Анна Табанина

20 000 дней на Земле: Ник Кейв играет самого себя

В российский прокат вышла лента "20 000 дней на Земле". Фильм про знаменитого австралийского музыканта Ника Кейва снимали на протяжении одного дня из его жизни - собственно, двадцатитысячного по счету. Картина уже получила множество восторженных отзывов от западных критиков и заработала сразу две награды на престижном фестивале "Сандэнс". Почести кажутся вполне заслуженными: тандему Иэна Форсайта и Джейн Поллард удался замечательный гибрид документального и постановочного кино.

Ник Кейв начинает свой день со звонка будильника и монолога перед зеркалом. Говорит, что в конце двадцатого века он перестал быть человеком - и подтверждает слово делом: проживает следующие двенадцать часов под пристальным взглядом камеры, играя по всем правилам собственной легенды. Это лишь отчасти документальное зрелище. Или, если угодно, документальное, но с приставкой "псевдо-". Делали его те же люди, которые сняли для Ника несколько клипов. Своего рода музыкальным видеодайджестом выглядит и эта лента. Монтаж отсек от пленки все лишнее: мир Кейва сократился до любимого нами мифа о Кейве. Поэзии, мрачноватого юмора, взгляда исподлобья, низкого голоса, призраков и библейских цитат.

Миф, впрочем, несколько изменился. По первым минутам к мужчине перед объективом накапливается с десяток вопросов. Главный: а где, собственно, муза? Он стучит пальцами в дорогих перстнях по клавишам машинки. Выглядит чересчур сосредоточенным для гения. Несколько раз произносит слово "работа" - для многих из нас антоним "творчества". Наконец, идет к психоаналитику. За ним, разумеется, интересно наблюдать. Он безумно киногеничен. В конце концов, это же Ник Кейв, отец примерно сотни великих песен. Но почему он ведет себя, как чертов "белый воротничок" на пенсии? Чуть позже приходит понимание: австралиец до сих пор силен и крепок. Просто-напросто постарел и теперь ищет не вызова, а гармонии.
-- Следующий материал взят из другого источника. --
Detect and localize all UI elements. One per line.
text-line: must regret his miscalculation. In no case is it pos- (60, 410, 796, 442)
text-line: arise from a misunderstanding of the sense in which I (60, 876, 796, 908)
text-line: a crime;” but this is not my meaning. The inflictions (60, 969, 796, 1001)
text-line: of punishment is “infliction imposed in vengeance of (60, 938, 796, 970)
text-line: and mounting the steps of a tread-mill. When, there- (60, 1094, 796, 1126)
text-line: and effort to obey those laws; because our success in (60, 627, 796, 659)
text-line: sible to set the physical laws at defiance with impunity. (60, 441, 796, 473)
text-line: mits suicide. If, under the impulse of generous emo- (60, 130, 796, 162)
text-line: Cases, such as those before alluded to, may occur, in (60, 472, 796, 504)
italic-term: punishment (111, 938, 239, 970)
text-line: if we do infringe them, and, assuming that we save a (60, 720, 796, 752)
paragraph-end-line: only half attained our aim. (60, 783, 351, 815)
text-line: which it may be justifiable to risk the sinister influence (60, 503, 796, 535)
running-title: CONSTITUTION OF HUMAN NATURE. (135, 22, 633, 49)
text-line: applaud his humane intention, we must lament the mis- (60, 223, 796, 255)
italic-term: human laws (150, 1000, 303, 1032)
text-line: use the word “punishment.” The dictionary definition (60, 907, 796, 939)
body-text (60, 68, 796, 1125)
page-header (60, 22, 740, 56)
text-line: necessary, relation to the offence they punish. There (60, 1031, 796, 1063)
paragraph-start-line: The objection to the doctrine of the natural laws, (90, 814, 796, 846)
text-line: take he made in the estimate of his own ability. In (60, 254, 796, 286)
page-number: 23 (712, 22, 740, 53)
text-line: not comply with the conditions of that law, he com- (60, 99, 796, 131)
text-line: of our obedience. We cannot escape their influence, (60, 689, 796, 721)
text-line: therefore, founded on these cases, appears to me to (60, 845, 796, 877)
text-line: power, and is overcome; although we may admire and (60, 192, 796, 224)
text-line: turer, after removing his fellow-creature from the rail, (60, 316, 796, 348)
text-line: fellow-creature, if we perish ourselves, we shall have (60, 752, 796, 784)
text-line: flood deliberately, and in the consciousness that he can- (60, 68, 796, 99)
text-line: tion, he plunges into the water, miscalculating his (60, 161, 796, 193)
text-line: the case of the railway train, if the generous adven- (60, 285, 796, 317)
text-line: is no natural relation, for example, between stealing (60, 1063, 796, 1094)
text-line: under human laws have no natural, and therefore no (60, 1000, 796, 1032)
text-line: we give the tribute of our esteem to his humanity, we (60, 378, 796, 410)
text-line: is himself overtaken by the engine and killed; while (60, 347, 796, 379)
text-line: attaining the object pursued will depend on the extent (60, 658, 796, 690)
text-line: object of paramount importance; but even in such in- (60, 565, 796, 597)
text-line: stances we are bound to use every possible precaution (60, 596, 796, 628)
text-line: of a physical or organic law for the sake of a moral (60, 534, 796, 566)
Находит ее в изумительных ностальгических диалогах. Один собеседник - давний и теперь уже бывший коллега по группе Бликса Баргельд. Другой - певица Кайли Миноуг, чей голос звучит в классическом поп-стандарте про дикие розы. Третий - нынешний соавтор, авангардный скрипач Уоррен Эллис.

Надуманный барьер перед зрителем окончательно пробивают иллюстрации главного жизненного амплуа Кейва - созидания звуков. Вот он выступает в сиднейской опере, и ему удивительно идет аккомпанемент филармонического оркестра. Вот раскачивает публику в небольшом клубе; здесь сложно не протянуть собственные руки к этой зафильмованной площадке в чувственном порыве. Еще лучше авторам удались моменты студийной работы. Для этого, как нарочно, выбрали самые сильные из недавних вещей The Bad Seeds. Детский хор записывает ангельский бэк-вокал к потусторонней Push The Sky Away. А затем группа в полном составе репетирует "Блюз Хиггсова Бозона": неброский, неохотный фортепианный ритм постепенно обрастает "мясом", эволюционирует в пульсирующий сгусток энергии; ручеек превращается в реку, а через пару мгновений уже хлещет бурным потоком. Чудо, да и только.

Ближе к многозначительной развязке становится ясно: в фильме про самого себя высокий брюнет в черном костюме занимается тем же, чем уже лет так десять хороши его баллады. Он раскладывает сложную штуку под названием Жизнь на простые слова и составленные из них фразы. Вспоминает детство и отношения с родителями. Первую любовь и интимные переживания. Рассказывает про то, как ему удается писать замечательную музыку. Разумеется, все это озвучивается не в опостылевшем формате заметок успешного дельца и подается безо всякой пошлости. Разве что с легким пафосом большого шоумена и баловня сцены, коим он был все эти двадцать тысяч дней. И остался вопреки любым метаморфозам. Его уже нельзя назвать иконой панка или королем готики, однако ровно так же нельзя отказать ему в громадном сочинительском таланте и честности. Последняя, кстати, помогла Нику сделать шаг от грохота и львиного рыка к благородной тишине лишь с редкими рецидивами былого бунтарства. Шаг, закономерный для столь зрелого артиста - и все же требующий смелости, не говоря о мудрости. У Кейва в избытке и того, и другого. Где еще вы такого найдете?